Pemerintah dilaporkan mengalokasikan sebesar Rp255,3 triliun atau 9,4% dari total APBN tahun 2022, dengan salah satu fokus untuk meningkatkan kualitas perawatan pasien. Transformation Lead of PHC and FMI Roche Pharma International, Devmanyu Singh menyatakan, dalam menghadapi pandemi COVID-19 selama beberapa bulan terakhir, terlihat kolaborasi yang tinggi antar pemangku kepentingan untuk menghadapi tantangan bersama.

“Bayangkan, apa saja bisa kita capai jika kita berkolaborasi dengan cara yang sama untuk mengatasi tantangan yang ditimbulkan oleh kanker dan penyakit lainnya. Dengan memanfaatkan kemajuan dalam ilmu klinis dan teknologi kesehatan digital, kita dapat membangun sistem perawatan kesehatan yang memberikan solusi berkualitas tinggi kepada masyarakat secara berkelanjutan,” kata Devmanyu dalam konferensi pers virtual di Jakarta pada Sabtu, 13 November 2021.

Penciptaan infrastruktur data kesehatan terintegrasi, lanjut Devmanyu, didukung oleh kebijakan berbagi data yang tepat dapat memungkinkan sistem kesehatan memberikan pelayanan kesehatan berkualitas dan berbasis data. “Ini berarti mengalokasikan sumber daya yang ada untuk intervensi berdampak tinggi sambil meminimalkan pengeluaran yang kurang efisien dan dapat dihindari dalam sistem. Hal ini menjadi visi kami untuk memungkinkan semua orang di Indonesia mendapatkan manfaat dari kemajuan terbaru dalam pelayanan kesehatan,” Devmanyu menambahkan.

Personalisasi layanan kesehatan memungkinkan setiap orang memiliki akses kesehatan yang lebih baik dengan biaya yang relatif rendah. Pendekatan ini mengubah model sapu jagat (one-size-fits-all) dalam penanganan penyakit menjadi lebih terpersonalisasi. “Nantinya, ketika seorang pasien datang ke sebuah fasilitas kesehatan, gejala dan hasil laboratorium mereka akan dibandingkan dengan jutaan pasien serupa dan dicocokkan dengan jenis perawatan yang terbukti memiliki potensi keberhasilan tertinggi,” ujar Devmanyu.

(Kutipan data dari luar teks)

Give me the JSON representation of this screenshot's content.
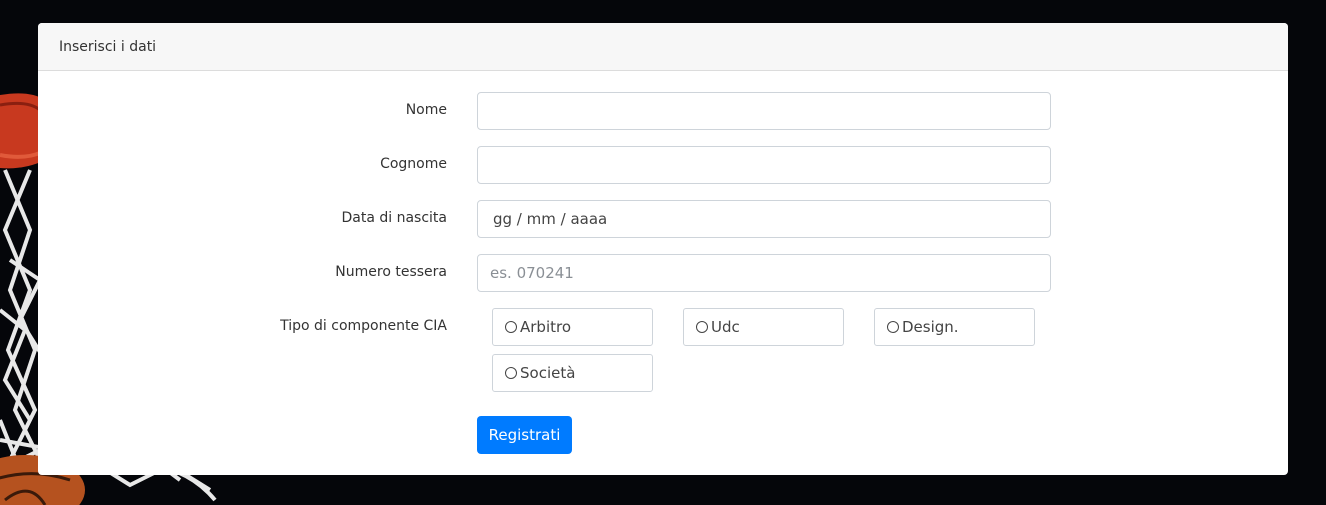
{
  "card": {
    "header_title": "Inserisci i dati"
  },
  "form": {
    "nome": {
      "label": "Nome",
      "value": "",
      "placeholder": ""
    },
    "cognome": {
      "label": "Cognome",
      "value": "",
      "placeholder": ""
    },
    "data_nascita": {
      "label": "Data di nascita",
      "placeholder": "gg / mm / aaaa"
    },
    "numero_tessera": {
      "label": "Numero tessera",
      "value": "",
      "placeholder": "es. 070241"
    },
    "tipo_componente": {
      "label": "Tipo di componente CIA",
      "options": [
        "Arbitro",
        "Udc",
        "Design.",
        "Società"
      ]
    },
    "submit_label": "Registrati"
  },
  "colors": {
    "page_background": "#05060a",
    "primary": "#007bff",
    "card_header_bg": "#f7f7f7"
  }
}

Kemajuan sains dalam dunia kedokteran telah mendukung kemajuan dalam diagnosis dan pengobatan. Dengan mengikuti perkembangan ilmu hayati manusia (genomik dan berbagai omik lainnya) serta didukung oleh revolusi digital dalam sistem layanan kesehatan akan memberikan pemahaman mendalam tentang bagaimana cara memberikan pelayanan kesehatan ke seseorang dengan tepat. Pergeseran ke personalisasi layanan kesehatan kemudian menjadi penting, mengingat jumlah pasien penyakit tidak menular (PTM) di Indonesia meningkat setiap tahunnya.

Menurut laporan World Bank, PTM berkontribusi sekitar 76% terhadap kematian di Indonesia per 2019. “Namun untungnya, sebagian besar kasus dapat tertangani dan terobati jika dapat dideteksi sejak dini,” ucap Principal Research Fellow Eijkman Research Center for Molecular Biology, National Research and Innovation Agency, Herawati Sudoyo.

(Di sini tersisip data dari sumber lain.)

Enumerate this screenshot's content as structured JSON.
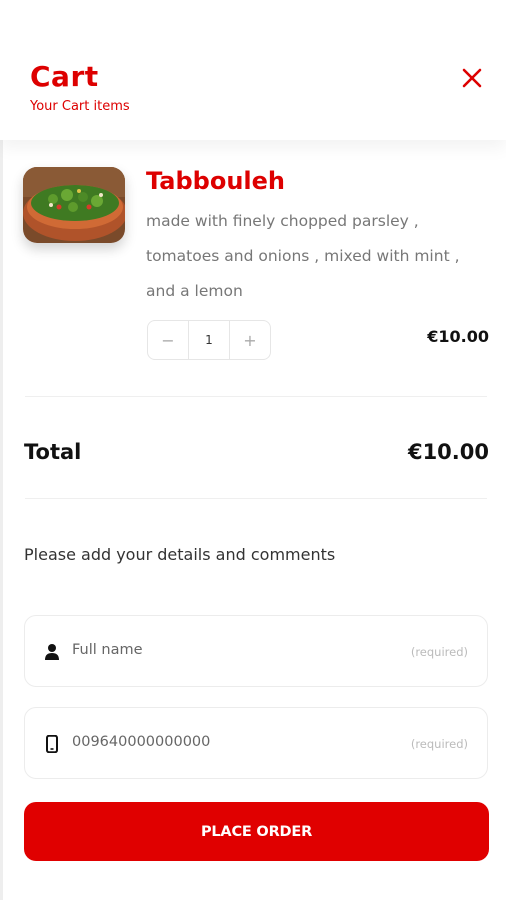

Bicara tentang kesiapan Indonesia dalam bidang personalisasi layanan kesehatan, dirinya mengutip publikasi Personalized Healthcare Index yang diterbitkan inisiatif FutureProofing Healthcare dan dipimpin oleh panel 15 ahli kesehatan terkemuka di Asia-Pasifik. Di mana Indonesia berada di peringkat ke-11 dari 11 negara yang diukur. Indeks tersebut menggambarkan kesiapan dari empat pilar; informasi kesehatan, layanan kesehatan, teknologi yang dipersonalisasi, dan konteks kebijakan.

“Hasil laporan tersebut menunjukkan bahwa Indonesia berada pada tahap awal transisi ke personalisasi layanan kesehatan. Seperti di banyak negara Asia Pasifik lainnya, kesenjangan yang signifikan pada akses dan kualitas kesehatan terletak pada disparitas antara perkotaan dan pedesaan,” kata Herawati.

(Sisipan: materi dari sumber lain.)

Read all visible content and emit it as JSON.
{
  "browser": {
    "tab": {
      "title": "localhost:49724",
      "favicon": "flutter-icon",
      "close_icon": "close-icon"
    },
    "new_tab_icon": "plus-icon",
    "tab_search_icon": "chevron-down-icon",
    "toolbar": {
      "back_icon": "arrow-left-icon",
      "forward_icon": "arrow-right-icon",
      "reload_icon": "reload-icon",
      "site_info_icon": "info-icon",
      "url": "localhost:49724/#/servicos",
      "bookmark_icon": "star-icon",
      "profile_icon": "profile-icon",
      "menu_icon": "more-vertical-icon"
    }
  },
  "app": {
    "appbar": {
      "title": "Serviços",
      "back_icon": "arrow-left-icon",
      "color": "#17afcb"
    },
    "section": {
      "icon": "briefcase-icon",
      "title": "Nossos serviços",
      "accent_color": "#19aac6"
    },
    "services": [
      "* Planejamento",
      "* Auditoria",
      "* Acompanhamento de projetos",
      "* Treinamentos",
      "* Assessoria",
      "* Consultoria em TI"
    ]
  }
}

Di lain sisi, Indonesia telah merumuskan kebijakan dan strategi untuk mendorong pengembangan fondasi untuk personalisasi layanan kesehatan. Hasilnya, beberapa layanan kesehatan berbiaya rendah yang dapat diakses secara digital, seperti Telehealth yang dapat digunakan oleh berbagai kalangan.

“Peningkatan investasi dalam penelitian dan pengembangan layanan kesehatan, ditambah dengan perencanaan yang menekankan kesetaraan dan peningkatan kapasitas di semua bagian ekosistem kesehatan, berperan penting untuk menggerakkan Indonesia untuk mencapai sistem personalisasi layanan kesehatan yang merata,” pungkas Herawati.